Is Safety Culture a Matter for the Workplace, Not Science?

News - 09 November 2023

With the goal of ensuring the safety and well-being of employees, safety culture is certainly a matter for organisations. But developing a strong safety culture is a complex process that requires an integrated approach. Two safety experts from different fields agree that collaboration between science and the workplace is essential.

text Heather Montague

Behaviour and risk assessment

As someone who deals with safety in the workplace, Marcel Vervoort, Safety Engineer & Occupational Hygienist at TU Delft’s Reactor Institute, sees a strong connection between safety culture and behaviour. “Yet we don’t really have a good grip on how personal and group behaviour and the psychological mind can be influenced in recognising and anticipating risks. For example, what has a negative or positive influence on safety behaviour within a group? I think research into such questions can have a very important role in safety culture development.”

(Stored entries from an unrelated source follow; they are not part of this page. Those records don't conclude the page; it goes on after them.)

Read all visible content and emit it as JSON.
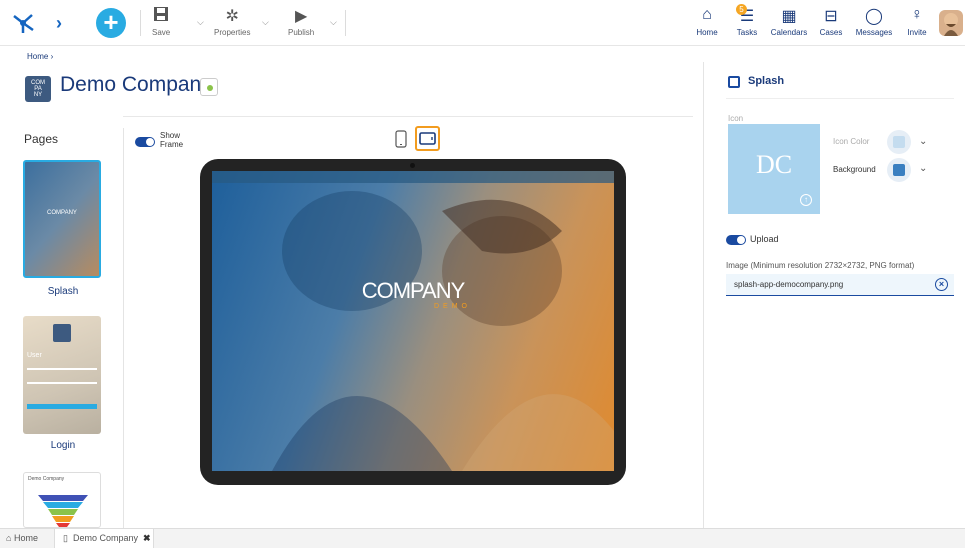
{
  "toolbar": {
    "save_label": "Save",
    "properties_label": "Properties",
    "publish_label": "Publish",
    "right_nav": [
      {
        "label": "Home",
        "icon": "home-icon"
      },
      {
        "label": "Tasks",
        "icon": "tasks-icon",
        "badge": "5"
      },
      {
        "label": "Calendars",
        "icon": "calendar-icon"
      },
      {
        "label": "Cases",
        "icon": "briefcase-icon"
      },
      {
        "label": "Messages",
        "icon": "message-icon"
      },
      {
        "label": "Invite",
        "icon": "invite-user-icon"
      }
    ]
  },
  "breadcrumb": "Home ›",
  "company": {
    "logo_text": "COMPANY",
    "logo_line1": "COM",
    "logo_line2": "PA",
    "logo_line3": "NY",
    "title": "Demo Company"
  },
  "pages": {
    "label": "Pages",
    "items": [
      {
        "label": "Splash"
      },
      {
        "label": "Login"
      }
    ],
    "login_thumb_user": "User",
    "third_thumb_title": "Demo Company"
  },
  "frame": {
    "show_frame_label_1": "Show",
    "show_frame_label_2": "Frame"
  },
  "preview": {
    "title": "COMPANY",
    "subtitle": "DEMO"
  },
  "panel": {
    "title": "Splash",
    "icon_label": "Icon",
    "icon_text": "DC",
    "icon_color_label": "Icon Color",
    "background_label": "Background",
    "upload_label": "Upload",
    "image_label": "Image (Minimum resolution 2732×2732, PNG format)",
    "image_file": "splash-app-democompany.png"
  },
  "bottom_tabs": {
    "home": "Home",
    "active": "Demo Company"
  },
  "colors": {
    "accent": "#1a4aa0",
    "highlight": "#f29c1f",
    "add_button": "#29abe2"
  }
}
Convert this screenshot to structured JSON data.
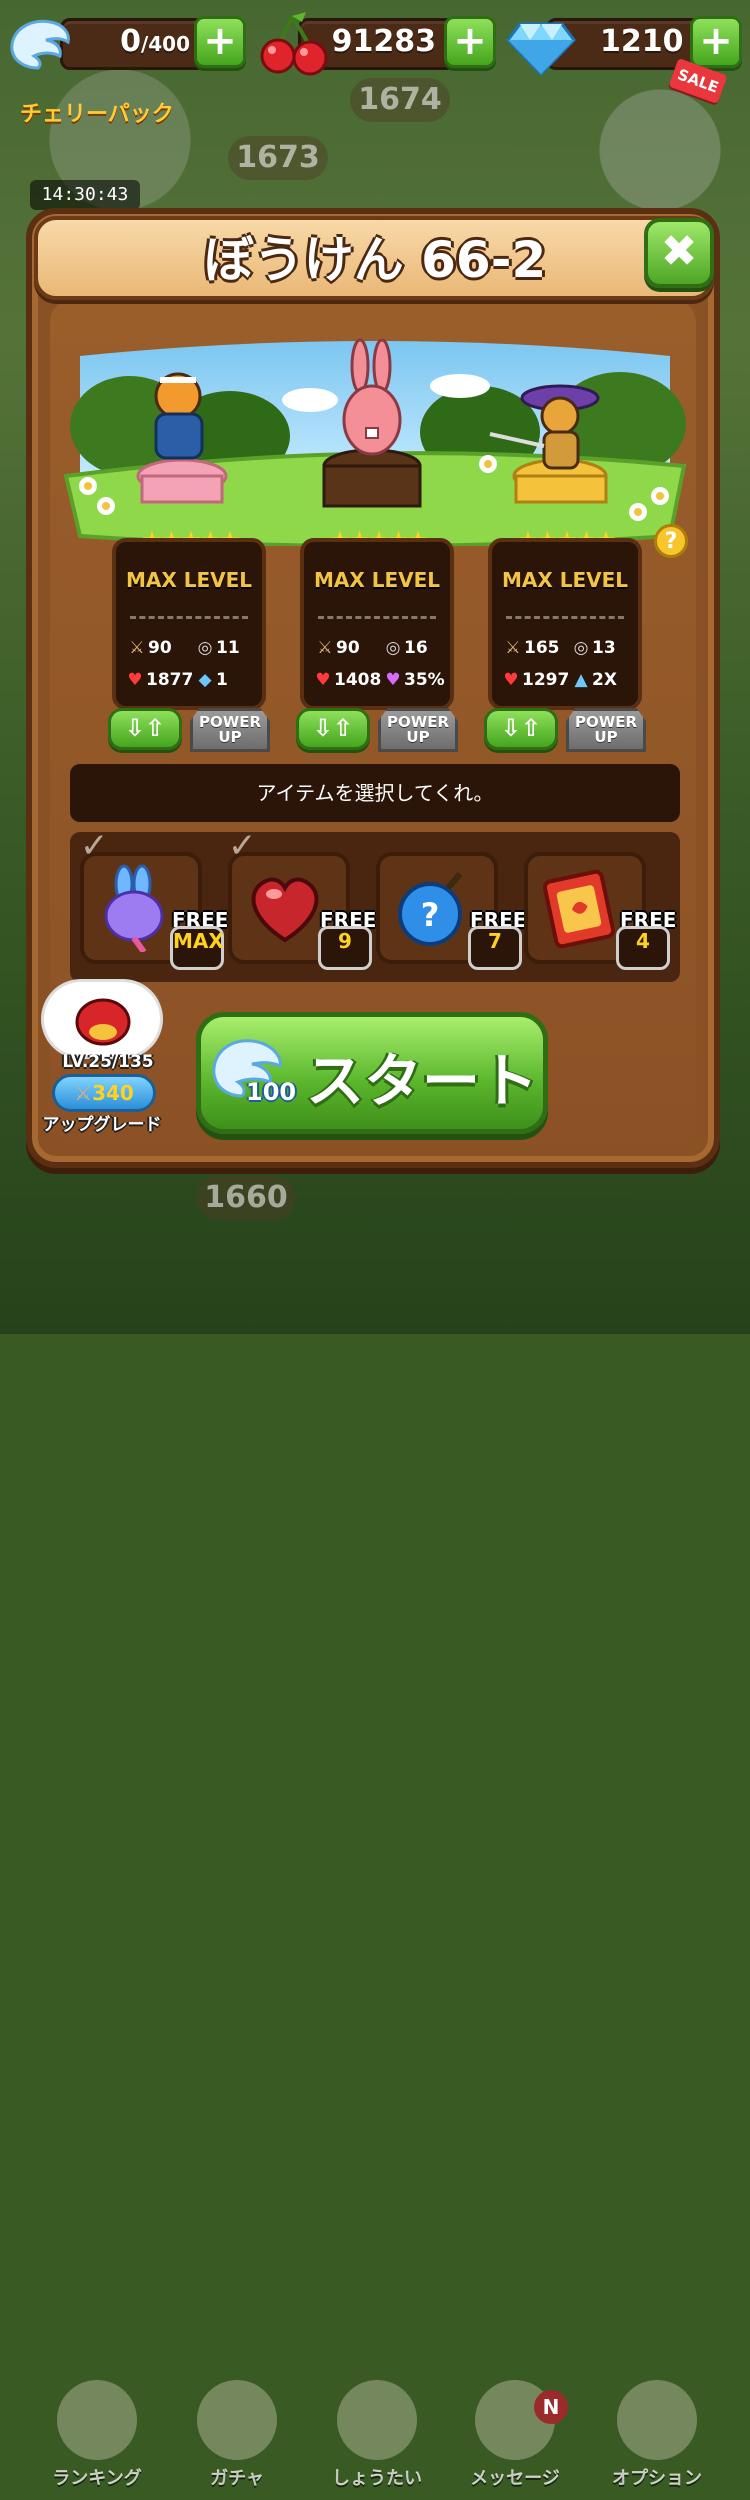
{
  "topbar": {
    "hearts": "0",
    "hearts_max": "/400",
    "cherries": "91283",
    "gems": "1210",
    "sale_label": "SALE",
    "plus_label": "+"
  },
  "background": {
    "stage_a": "1674",
    "stage_b": "1673",
    "stage_c": "1660",
    "timer": "14:30:43",
    "banner": "チェリーパック"
  },
  "dialog": {
    "title": "ぼうけん 66-2",
    "close_label": "✖",
    "help_label": "?",
    "hint": "アイテムを選択してくれ。"
  },
  "characters": [
    {
      "stars": "★★★★★",
      "level_label": "MAX LEVEL",
      "attack": "90",
      "coins": "11",
      "hp": "1877",
      "skill": "1",
      "swap": "⇩⇧",
      "power_line1": "POWER",
      "power_line2": "UP"
    },
    {
      "stars": "★★★★★",
      "level_label": "MAX LEVEL",
      "attack": "90",
      "coins": "16",
      "hp": "1408",
      "skill": "35%",
      "swap": "⇩⇧",
      "power_line1": "POWER",
      "power_line2": "UP"
    },
    {
      "stars": "★★★★★",
      "level_label": "MAX LEVEL",
      "attack": "165",
      "coins": "13",
      "hp": "1297",
      "skill": "2X",
      "swap": "⇩⇧",
      "power_line1": "POWER",
      "power_line2": "UP"
    }
  ],
  "items": [
    {
      "free": "FREE",
      "count": "MAX",
      "icon": "bunny-balloon-icon"
    },
    {
      "free": "FREE",
      "count": "9",
      "icon": "heart-potion-icon"
    },
    {
      "free": "FREE",
      "count": "7",
      "icon": "mystery-bomb-icon"
    },
    {
      "free": "FREE",
      "count": "4",
      "icon": "spell-book-icon"
    }
  ],
  "upgrade": {
    "level": "LV.25/135",
    "cost": "340",
    "label": "アップグレード"
  },
  "start": {
    "label": "スタート",
    "cost": "100"
  },
  "nav": [
    {
      "label": "ランキング",
      "icon": "trophy-icon"
    },
    {
      "label": "ガチャ",
      "icon": "gacha-icon"
    },
    {
      "label": "しょうたい",
      "icon": "invite-icon"
    },
    {
      "label": "メッセージ",
      "icon": "mail-icon",
      "badge": "N"
    },
    {
      "label": "オプション",
      "icon": "gear-icon"
    }
  ],
  "colors": {
    "panel": "#8a5224",
    "accent_green": "#59b42b",
    "gold": "#f3c444"
  }
}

Doing science at a high level means not always being aware of the risks entailed. “With scientific projects, one of the most important safety issues is that researchers often use and develop new and unexplored techniques or substances,” says Vervoort. He notes that doing risk assessments at the beginning of a project, even as part of a scientific proposal, is valuable. “In my experience, the implementation of risk assessment for scientific setups has a positive influence on safety behaviour. If risk assessment is thoroughly implemented and supported by the management, the safety culture develops in a positive manner.”

Evidence-based cooperation

An adequate safety culture is much more than the absence of having accidents, explains Karolien van Nunen, Assistant Professor in Safety & Security Science at TU Delft. “It's about how safe people feel themselves, their perceptions, their attitudes towards safety. Furthermore, individual behaviour is an important aspect of safety culture, but safety culture entails much more. Also the specific characteristics of an organisation and the context in which this behaviour takes place play an important role. Acknowledging the complexity of safety culture is needed.”

There are many tools, methods, and approaches being used by practitioners to assess and improve organisational safety culture, but often they are not evidence-based. It is the role of academia to guarantee that they become evidence based, she says. But that’s not the only issue, according to her. “There is too much academic research that remains too abstract or too high-level. It is the role of the people in the field to safeguard that research output is valuable and usable in the workplace. In my research on safety culture, I advocate the importance of very close cooperation between scientists and practitioners. Understanding, assessing, and improving safety culture is not something that can be done by isolated stakeholders. Cooperation between scientists and organisations is key.